Differentially Private Top-k Selection via Canonical Lipschitz Mechanism
This work addresses a fundamental task in differential privacy for applications like data analysis, offering a more efficient and utility-enhanced method for top-k selection.
The paper tackles the problem of selecting the top-k items under differential privacy by introducing the canonical Lipschitz mechanism, which unifies existing methods and directly selects subsets in O(dk + d log d) time. The result shows an Ω(log k) factor improvement in utility guarantees over sequential composition, with experiments confirming substantial utility gains.

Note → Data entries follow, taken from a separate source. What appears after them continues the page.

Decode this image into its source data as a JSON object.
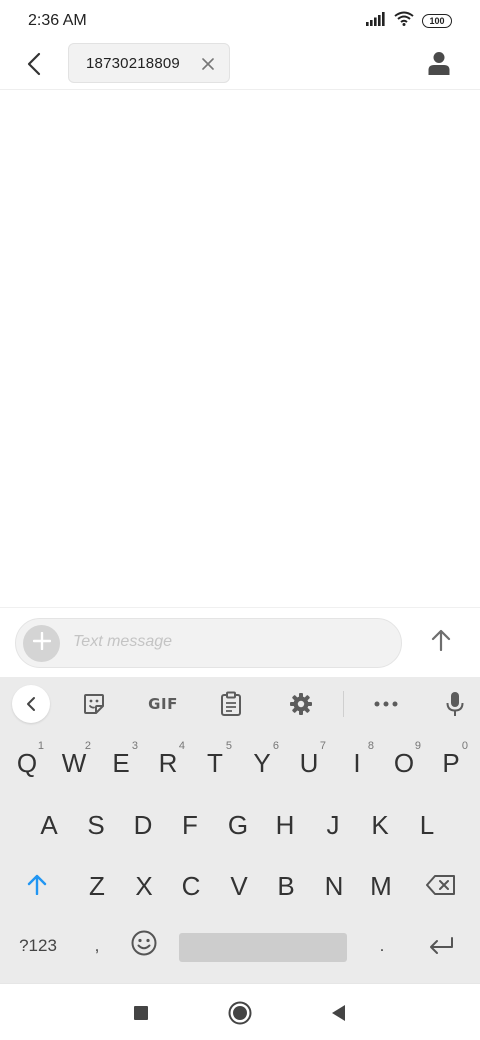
{
  "status_bar": {
    "time": "2:36 AM",
    "battery": "100",
    "icons": [
      "signal-icon",
      "wifi-icon",
      "battery-icon"
    ]
  },
  "header": {
    "recipient": "18730218809",
    "icons": [
      "back-arrow-icon",
      "chip-close-icon",
      "contact-person-icon"
    ]
  },
  "compose": {
    "placeholder": "Text message",
    "icons": [
      "plus-icon",
      "send-arrow-icon"
    ]
  },
  "keyboard": {
    "toolbar": {
      "gif_label": "GIF",
      "icons": [
        "collapse-chevron-icon",
        "sticker-icon",
        "clipboard-icon",
        "settings-gear-icon",
        "more-dots-icon",
        "microphone-icon"
      ]
    },
    "row1": [
      "Q",
      "W",
      "E",
      "R",
      "T",
      "Y",
      "U",
      "I",
      "O",
      "P"
    ],
    "row1_hints": [
      "1",
      "2",
      "3",
      "4",
      "5",
      "6",
      "7",
      "8",
      "9",
      "0"
    ],
    "row2": [
      "A",
      "S",
      "D",
      "F",
      "G",
      "H",
      "J",
      "K",
      "L"
    ],
    "row3": [
      "Z",
      "X",
      "C",
      "V",
      "B",
      "N",
      "M"
    ],
    "row4": {
      "symbols": "?123",
      "comma": ",",
      "period": "."
    },
    "icons": [
      "shift-arrow-icon",
      "backspace-icon",
      "emoji-icon",
      "enter-icon"
    ]
  },
  "nav_bar": {
    "icons": [
      "recents-square-icon",
      "home-circle-icon",
      "back-triangle-icon"
    ]
  },
  "colors": {
    "accent": "#2196f3",
    "keyboard_bg": "#ebebeb",
    "chip_bg": "#f2f2f2"
  }
}
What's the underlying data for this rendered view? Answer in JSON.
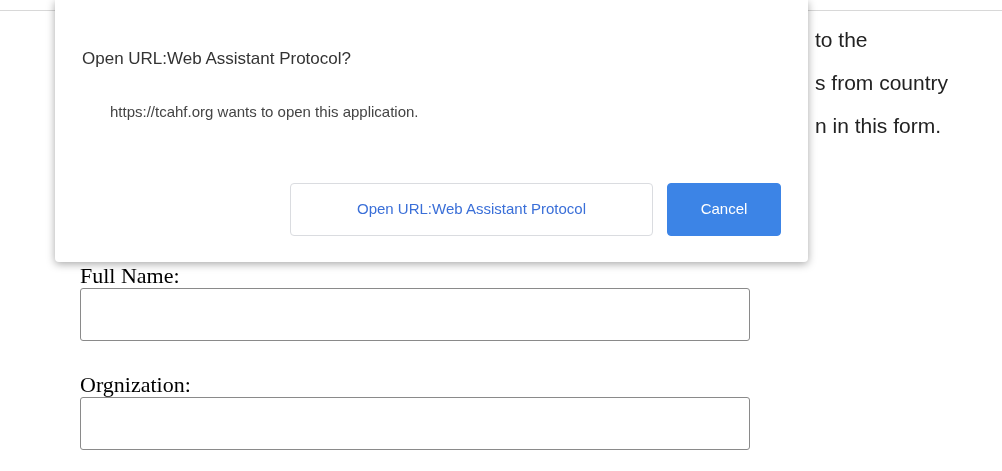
{
  "dialog": {
    "title": "Open URL:Web Assistant Protocol?",
    "message": "https://tcahf.org wants to open this application.",
    "buttons": [
      {
        "label": "Open URL:Web Assistant Protocol",
        "kind": "secondary"
      },
      {
        "label": "Cancel",
        "kind": "primary"
      }
    ]
  },
  "background_text": [
    "to the",
    "s from country",
    "n in this form."
  ],
  "form": {
    "fields": [
      {
        "label": "Full Name:"
      },
      {
        "label": "Orgnization:"
      }
    ]
  }
}
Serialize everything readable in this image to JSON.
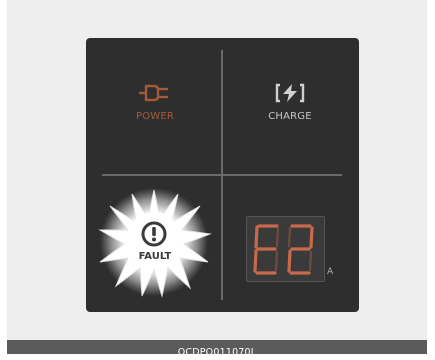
{
  "panel": {
    "power": {
      "label": "POWER",
      "icon": "plug-icon",
      "color": "#a25a37"
    },
    "charge": {
      "label": "CHARGE",
      "icon": "lightning-bracket-icon",
      "color": "#c8c8c8"
    },
    "fault": {
      "label": "FAULT",
      "icon": "exclamation-circle-icon",
      "state": "lit",
      "glow_color": "#ffffff"
    },
    "display": {
      "value": "E2",
      "unit": "A",
      "segment_color": "#c76a4c"
    }
  },
  "footer": {
    "caption": "OCDPQ011070L"
  }
}
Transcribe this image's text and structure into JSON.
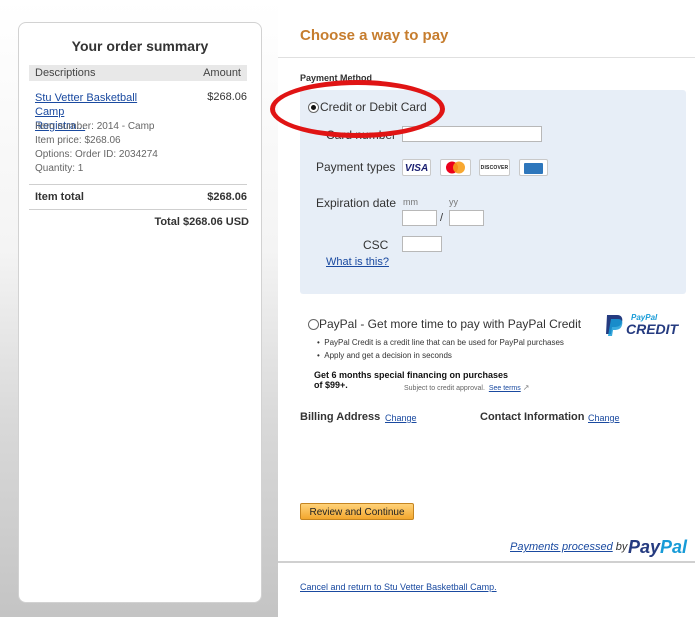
{
  "order_summary": {
    "title": "Your order summary",
    "col_descriptions": "Descriptions",
    "col_amount": "Amount",
    "item": {
      "name_line1": "Stu Vetter Basketball Camp",
      "name_line2": "Registra...",
      "amount": "$268.06",
      "item_number": "Item number: 2014 - Camp",
      "item_price": "Item price: $268.06",
      "options": "Options: Order ID: 2034274",
      "quantity": "Quantity: 1"
    },
    "item_total_label": "Item total",
    "item_total_value": "$268.06",
    "grand_total": "Total $268.06 USD"
  },
  "payment": {
    "title": "Choose a way to pay",
    "method_label": "Payment Method",
    "card_option": {
      "label": "Credit or Debit Card",
      "selected": true,
      "card_number_label": "Card number",
      "payment_types_label": "Payment types",
      "card_types": [
        "VISA",
        "MasterCard",
        "DISCOVER",
        "AMEX"
      ],
      "expiration_label": "Expiration date",
      "mm_hint": "mm",
      "yy_hint": "yy",
      "slash": "/",
      "csc_label": "CSC",
      "what_link": "What is this?"
    },
    "paypal_option": {
      "label": "PayPal - Get more time to pay with PayPal Credit",
      "selected": false,
      "bullets": [
        "PayPal Credit is a credit line that can be used for PayPal purchases",
        "Apply and get a decision in seconds"
      ],
      "promo_line1": "Get 6 months special financing on purchases",
      "promo_line2": "of $99+.",
      "promo_small": "Subject to credit approval.",
      "see_terms": "See terms",
      "logo_top": "PayPal",
      "logo_bottom": "CREDIT"
    },
    "billing_label": "Billing Address",
    "contact_label": "Contact Information",
    "change_label": "Change",
    "review_button": "Review and Continue",
    "processed_text": "Payments processed",
    "processed_by": "by",
    "paypal_logo_pay": "Pay",
    "paypal_logo_pal": "Pal",
    "cancel_link": "Cancel and return to Stu Vetter Basketball Camp."
  },
  "colors": {
    "accent_orange": "#c67d2e",
    "link_blue": "#1a4aa0",
    "card_box_bg": "#e7eef7",
    "highlight_red": "#e01414",
    "paypal_dark": "#253b80",
    "paypal_light": "#179bd7"
  }
}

Selecting the top-$k$ highest scoring items under differential privacy (DP) is a fundamental task with many applications. This work presents three new results. First, the exponential mechanism, permute-and-flip and report-noisy-max, as well as their oneshot variants, are unified into the Lipschitz mechanism, an additive noise mechanism with a single DP-proof via a mandated Lipschitz property for the noise distribution. Second, this new generalized mechanism is paired with a canonical loss function to obtain the canonical Lipschitz mechanism, which can directly select k-subsets out of $d$ items in $O(dk+d \log d)$ time. The canonical loss function assesses subsets by how many users must change for the subset to become top-$k$. Third, this composition-free approach to subset selection improves utility guarantees by an $Ω(\log k)$ factor compared to one-by-one selection via sequential composition, and our experiments on synthetic and real-world data indicate substantial utility improvements.